Un disco impregnato nel profondo di suoni del Sud, che vede all’opera anche una serie di musicisti da leccarsi i baffi: oltre ai membri dell’abituale live band di Amy (Jeff Fielder alla chitarra, Matt Smith alla steel, Kerry Brooks al basso e Jim Brock alla batteria), abbiamo tre nomi legati a doppio filo alla Tedeschi Trucks Band, cioè il produttore Brian Speiser, il bravissimo Kofi Burbridge, alle tastiere in diversi pezzi, e soprattutto Derek Trucks stesso in un brano. In più, il determinante contributo della grande banjoista Alison Brown, ed una serie di guest vocals che rispondono ai nomi di Vince Gill, Brandi Carlile, The Wood Brothers e Justin Vernon, leader dei Bon Iver. Ma al centro di tutto c’è Amy, con le sue canzoni e la sua lunga esperienza come performer: Holler è dunque un piccolo grande disco, sicuramente il migliore della Ray, ma anche superiore alle ultime prove delle Indigo Girls (che, va detto, il livello di album come Rites Of Passage e Swamp Ophelia non lo hanno mai più raggiunto). Dopo un breve preludio strumentale che sa di country d’altri tempi (Gracie’s Dawn), l’album attacca con la potente Sure Feels Good Anyway, uno splendido country-rock dal ritmo alto, con chitarre, violino, steel e piano in evidenza ed una melodia importante: subito una grande canzone. Dadgum Down è un pezzo dall’approccio tradizionale (con il banjo della Brown a dominare) ma con un arrangiamento di stampo rock.

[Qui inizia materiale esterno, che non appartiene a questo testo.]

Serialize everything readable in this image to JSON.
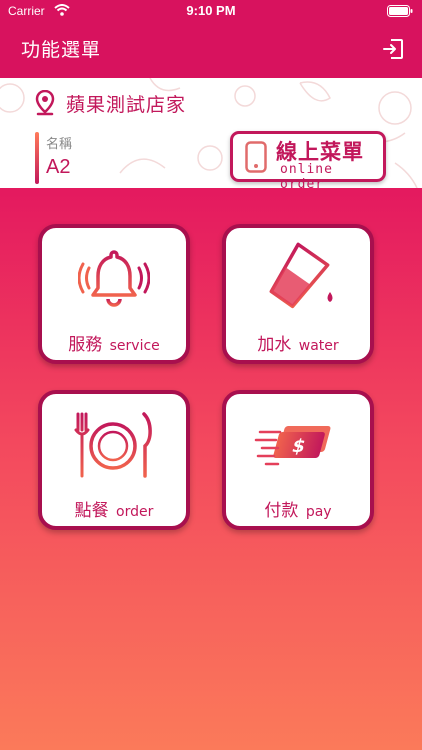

Last Taxi Fare invece è una ballata tersa e limpida, dal passo lento e con un chiaro sapore southern soul, impreziosita dai fiati e dalle armonie di Gill e della Carlile, mentre Old Lady è un toccante interludio che purtroppo dura solo un minuto, e che confluisce nella roccata Sparrow’s Boogie, un pezzo decisamente coinvolgente, sorta di bluegrass elettrico con lo splendido banjo della Brown doppiato ad arte dalla chitarra di Fielding, ed Amy che si dimostra in forma e perfettamente a suo agio. Niente male anche Oh City Man, canzone tra folk e country, con il solito banjo che viene affiancato da un bel dobro, il tutto in una limpida atmosfera bucolica; Fine With The Dark vede solo la Ray voce e chitarra, puro cantautorato di classe, Tonight I’m Paying The Rent è uno scintillante honky-tonk dal motivo irresistibile, con i fiati dietro la band ed un ottimo Burbridge: tra le più belle del CD. Notevole anche Holler, uno slow languido, accarezzato da una bella steel e con ricordi lontani dell’Elton John “americano” (quello di dischi come Tumbleweed Connection e Madman Across The Water); che dire di Jesus Was A Walking Man? Uno spettacolare country-gospel, davvero coinvolgente, pura mountain music degna di Ralph Stanley (o della Nitty Gritty Dirt Band del primo Will The Circle Be Unbroken). Dopo i 54 secondi della struggente Sparrow’s Lullaby, troppo breve, il CD si chiude con Bondsman (Evening In Missouri), fluida e crepuscolare ballata di nuovo con piano e steel in prima fila, e con Didn’t Know A Damn Thing, altro splendido pezzo di puro southern country, dal bellissimo refrain e con la chitarra di Trucks a rilasciare un breve ma ficcante assolo.

Veramente una bella sorpresa questo Holler: se anche negli ultimi anni avete un po’ perso di vista le Indigo Girls, bypassarlo sarebbe un vero peccato.